The case is of note not only because of the underlying facts, but because Adrienne Martin also left a mother and a father who have objected to the settlement, claiming that it is inadequate and does not provide sufficient damages.  Missouri law provides for court approval of any wrongful death settlement, and the court must allocate the proceeds from the lawsuit to all surviving members of the class.

Missouri law provides that in the event of the negligent death of an individual, that individual’s surviving spouse, children and parents have a cause of action for the loss of the companionship, society, comfort and income of the deceased person.  The survivors must file their lawsuit within three years of the date of the deceased’s death or the claim is barred.  Wrongful death cases do not permit for the recovery of grief, but you may recover for a lost income, the lost service of a parent, wife or child as well as non-economic damages such as the loss of the person’s society and companionship.
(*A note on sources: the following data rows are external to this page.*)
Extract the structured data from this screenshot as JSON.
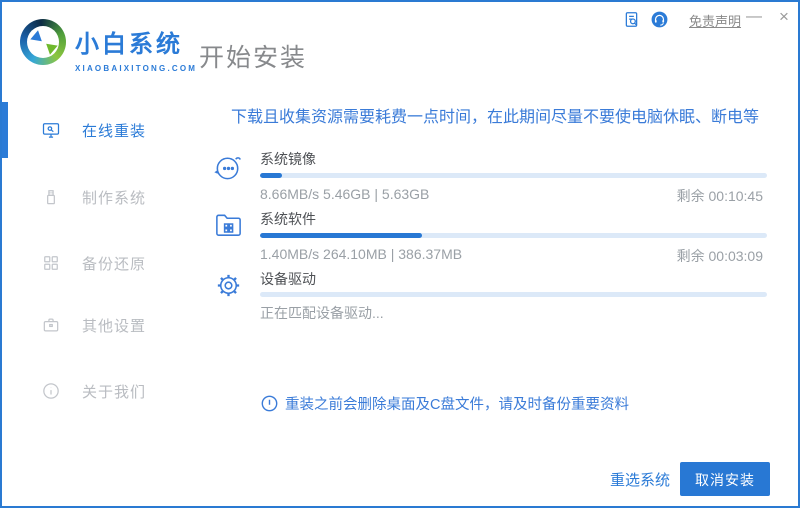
{
  "titlebar": {
    "disclaimer": "免责声明",
    "minimize_glyph": "—",
    "close_glyph": "×"
  },
  "header": {
    "brand_name": "小白系统",
    "brand_domain": "XIAOBAIXITONG.COM",
    "page_title": "开始安装"
  },
  "sidebar": {
    "items": [
      {
        "label": "在线重装",
        "icon": "monitor-icon",
        "active": true
      },
      {
        "label": "制作系统",
        "icon": "usb-icon",
        "active": false
      },
      {
        "label": "备份还原",
        "icon": "blocks-icon",
        "active": false
      },
      {
        "label": "其他设置",
        "icon": "toolbox-icon",
        "active": false
      },
      {
        "label": "关于我们",
        "icon": "info-icon",
        "active": false
      }
    ]
  },
  "main": {
    "notice": "下载且收集资源需要耗费一点时间，在此期间尽量不要使电脑休眠、断电等",
    "tasks": [
      {
        "name": "系统镜像",
        "icon": "face-icon",
        "progress_percent": 4.3,
        "detail": "8.66MB/s 5.46GB | 5.63GB",
        "remaining": "剩余 00:10:45"
      },
      {
        "name": "系统软件",
        "icon": "folder-icon",
        "progress_percent": 32,
        "detail": "1.40MB/s 264.10MB | 386.37MB",
        "remaining": "剩余 00:03:09"
      },
      {
        "name": "设备驱动",
        "icon": "gear-icon",
        "progress_percent": 0,
        "detail": "正在匹配设备驱动...",
        "remaining": ""
      }
    ],
    "note": "重装之前会删除桌面及C盘文件，请及时备份重要资料"
  },
  "footer": {
    "reselect_label": "重选系统",
    "cancel_label": "取消安装"
  },
  "colors": {
    "primary": "#2b7bd7",
    "progress_fill": "#2878d4",
    "progress_track": "#dce9f8",
    "notice_text": "#3a7bd8",
    "muted_text": "#9aa0a6",
    "inactive_sidebar": "#b9bcc1",
    "window_border": "#2a7ad2"
  }
}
Damages for wrongful death cases differ greatly, depending on the age of decedent, the decedent’s marital status, whether or not the decent left surviving children, the decedent’s income history, the decedent’s health history and the decedent’s background.  Attorneys such as the Meehan Law Firm use forensic economic experts to prepare a report as to the lost potential future income of a deceased person.  Amendments to the wrongful death statute in the 2005 tort reform limited the ability of parents to recover for the lost income of children, based upon the parents’ level of education.  This amendment was widely criticized as being discriminatory against low income parents, but the State Legislature decided to enact it at the request of business interests.

Wrongful death cases can be brought as a result of a motor vehicle accident, trucking accident, construction accident, medical malpractice or product defect.  The cause of action belongs to the survivors and not to the deceased person’s estate.  Some or all of the survivors may participate in the lawsuit, and the court makes a determination to allocate any verdict or settlement after same is reached.  This is a court-ordered hearing, and all surviving members of the decedent’s family must be notified of their right to participate and to offer their consent or opposition to the proposed settlement.  The court then makes a determination as to what is in the best interest of the decedent, and allocates the proceeds accordingly.

In the Busch settlement, an interesting battle is setting up between the surviving child’s father, who does not have a claim but is the child’s legal representative, and his grandmother and grandfather.  According to the Post’s news report, Ms. Trampler is seeking custody of her grandson and opposes the settlement.  Ms. Martin’s estranged father also has surfaced and is asking for a portion of the proceeds.  These types of thorny battles often occur in fractured families.